Tetris als Therapie bei Posttraumatischer Belastungsstörung (PTBS)

Eines der gravierendsten Symptome der PTBS sind unwillkürlich wiederkehrende bildliche Erinnerungen an traumatische Erlebnisse. Eine Studie der Ruhr-Universität Bochum in Zusammenarbeit mit dem Karolinska Institutet in Schweden hat gezeigt, dass Tetris helfen kann, diese belastenden Flashbacks abzuschwächen.

Die Studie

An der Studie nahmen 20 Patientinnen und Patienten mit komplexer PTBS teil, die sich für sechs bis acht Wochen stationär in der Klinik für Psychosomatische Medizin und Psychotherapie befanden. Neben den üblichen Einzel- und Gruppentherapien absolvierten sie eine spezielle Intervention. Die Patienten schrieben eine ihrer belastenden Erinnerungen auf ein Blatt. Sie gaben stets mehrere verschiedene Flashbacks an, zum Beispiel Gewalterfahrungen in unterschiedlichen Situationen, deren Auftreten sie über die Wochen in ein Tagebuch notierten. Dann spielten sie Tetris.

Die Ergebnisse

Die Ergebnisse der Studie waren vielversprechend: Nur die Häufigkeit des Flashbacks, dessen Inhalt in der Woche fokussiert wurde, ging spezifisch in den Tagen und Wochen nach der Intervention zurück. Für die noch nicht fokussierten Flashbackinhalte blieb die Anzahl der Flashbacks relativ konstant. Über die Wochen wurden so nacheinander verschiedene Flashbackinhalte fokussiert, deren Häufigkeit zeitgenau jeweils in der Folge sank. Insgesamt ging die Anzahl der Flashbacks für die jeweils fokussierte Situation um durchschnittlich 64 Prozent zurück. Flashbacks, deren Inhalt nie fokussiert wurde, gingen nur um elf Prozent zurück.

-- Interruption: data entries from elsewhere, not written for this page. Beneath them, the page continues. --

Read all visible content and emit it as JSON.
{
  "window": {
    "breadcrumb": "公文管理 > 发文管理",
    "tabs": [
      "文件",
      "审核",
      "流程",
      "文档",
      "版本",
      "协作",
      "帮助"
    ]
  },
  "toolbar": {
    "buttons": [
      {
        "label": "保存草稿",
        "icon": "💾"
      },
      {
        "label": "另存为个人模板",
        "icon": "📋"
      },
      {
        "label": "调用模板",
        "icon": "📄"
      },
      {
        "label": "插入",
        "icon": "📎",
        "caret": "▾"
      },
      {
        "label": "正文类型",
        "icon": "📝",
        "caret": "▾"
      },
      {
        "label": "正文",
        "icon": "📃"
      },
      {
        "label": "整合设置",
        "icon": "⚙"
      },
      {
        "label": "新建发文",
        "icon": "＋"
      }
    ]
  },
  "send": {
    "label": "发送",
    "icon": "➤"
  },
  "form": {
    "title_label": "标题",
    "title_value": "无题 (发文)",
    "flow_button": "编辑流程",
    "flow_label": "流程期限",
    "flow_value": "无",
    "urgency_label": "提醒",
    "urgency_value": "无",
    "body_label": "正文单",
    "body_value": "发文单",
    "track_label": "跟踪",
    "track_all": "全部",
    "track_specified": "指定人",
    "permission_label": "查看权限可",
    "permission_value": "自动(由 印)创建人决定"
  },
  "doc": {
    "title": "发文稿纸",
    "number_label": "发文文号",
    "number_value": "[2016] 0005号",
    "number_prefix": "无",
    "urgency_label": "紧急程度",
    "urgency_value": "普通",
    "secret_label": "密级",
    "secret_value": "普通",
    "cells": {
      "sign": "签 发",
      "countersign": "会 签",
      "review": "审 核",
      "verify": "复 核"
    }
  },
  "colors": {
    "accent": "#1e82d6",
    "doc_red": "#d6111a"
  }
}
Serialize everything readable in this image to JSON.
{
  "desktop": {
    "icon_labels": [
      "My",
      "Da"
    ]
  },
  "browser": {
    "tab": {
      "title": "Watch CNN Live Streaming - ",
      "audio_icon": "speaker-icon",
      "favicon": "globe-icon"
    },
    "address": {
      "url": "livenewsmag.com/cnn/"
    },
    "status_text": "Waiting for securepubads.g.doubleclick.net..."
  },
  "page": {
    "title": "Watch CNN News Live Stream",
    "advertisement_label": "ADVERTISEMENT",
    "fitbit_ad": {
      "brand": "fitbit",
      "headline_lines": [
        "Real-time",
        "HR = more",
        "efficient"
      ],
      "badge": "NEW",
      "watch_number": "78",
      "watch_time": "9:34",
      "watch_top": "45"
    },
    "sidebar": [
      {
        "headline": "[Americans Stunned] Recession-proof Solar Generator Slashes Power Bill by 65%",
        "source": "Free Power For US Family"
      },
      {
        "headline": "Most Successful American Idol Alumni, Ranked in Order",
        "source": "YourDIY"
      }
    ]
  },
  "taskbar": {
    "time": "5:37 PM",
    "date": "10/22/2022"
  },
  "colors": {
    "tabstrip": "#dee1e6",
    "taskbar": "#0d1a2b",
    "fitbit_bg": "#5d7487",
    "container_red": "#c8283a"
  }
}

Der Mechanismus hinter dem Erfolg

Die Forscher nehmen an, dass der Erfolg der Methode auf folgendem Mechanismus beruht: Wenn Patienten sich detailliert ein Bild der belastenden Erinnerung machen, aktiviert das vermutlich Gebiete für räumlich-bildliche Verarbeitung im Gehirn; vergleichbare Areale könnten auch für das Spielen von Tetris bedeutsam sein. Immer wenn ein Patient den Inhalt eines Flashbacks bewusst wiedererinnert, wird die damit verbundene Gedächtnisspur kurzzeitig labil. Das Spielen von Tetris lenkt das Gehirn ab und erschwert die Festigung der traumatischen Erinnerung.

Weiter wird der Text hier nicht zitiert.